Termination: An action taken by the convened IRBs to permanently withdraw approval for all research activities (except for those follow-up procedures that may be necessary to protect the health and/or welfare of participants). Note: Similar actions taken by investigators or sponsors to stop research activities are not terminations as described by IRB policy.
Unanticipated problems involving risks to subjects or others: Unforeseen events (given the nature of the research procedures and subject population) that suggest subjects, research staff, or others are placed at greater risk by the research than previously expected. Unanticipated problems involving risks to subjects or others may be medical or non-medical in nature, and include – but are not limited to – serious, unexpected, and related adverse drug events and unanticipated adverse device effects.
Undue Influence: Excessive or inappropriate reward or other incentive in which a person is induced to act otherwise than by his/her own free will or without adequate consideration of the consequences.
Unrelated: Unassociated or without a timely relationship; evidence exists that an outcome is definitely related to a cause other than the event in question.
Vulnerable Populations (UPDATED, will go into effect January 2019): The vulnerability of the subjects in research studies should be considered as a function of the possibility of coercion or undue influence.
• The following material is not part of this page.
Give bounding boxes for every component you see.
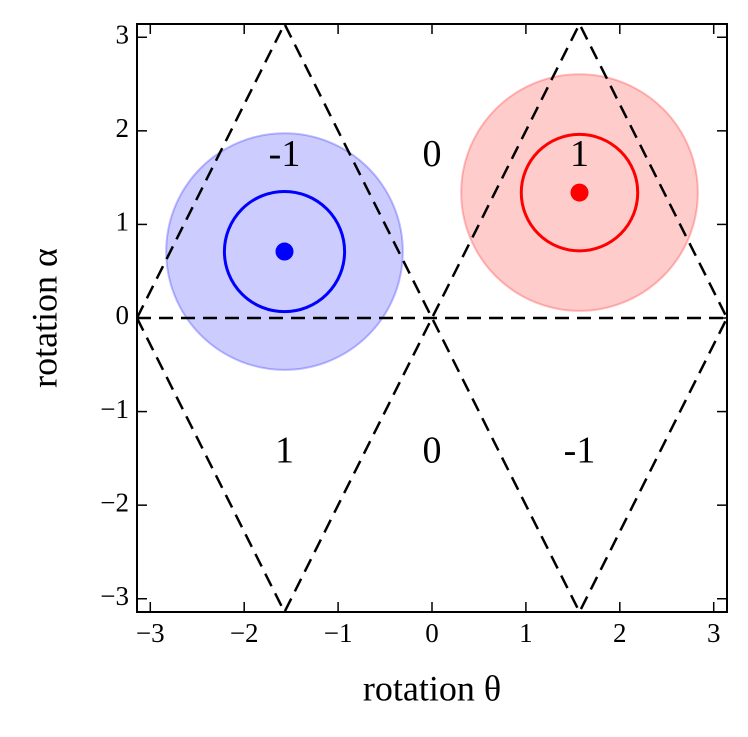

This type of vulnerability alone should be the IRB focus of concern in determinations about vulnerable populations.
Written or In Writing (UPDATED, will go into effect January 2019): The new definition of ‘‘written or in writing’’ is included in the Final Rule to clarify that these terms include electronic formats. This definition does not preclude the possibility that consent forms could be in media other than paper or electronic formats and still meet the requirements of the Common Rule.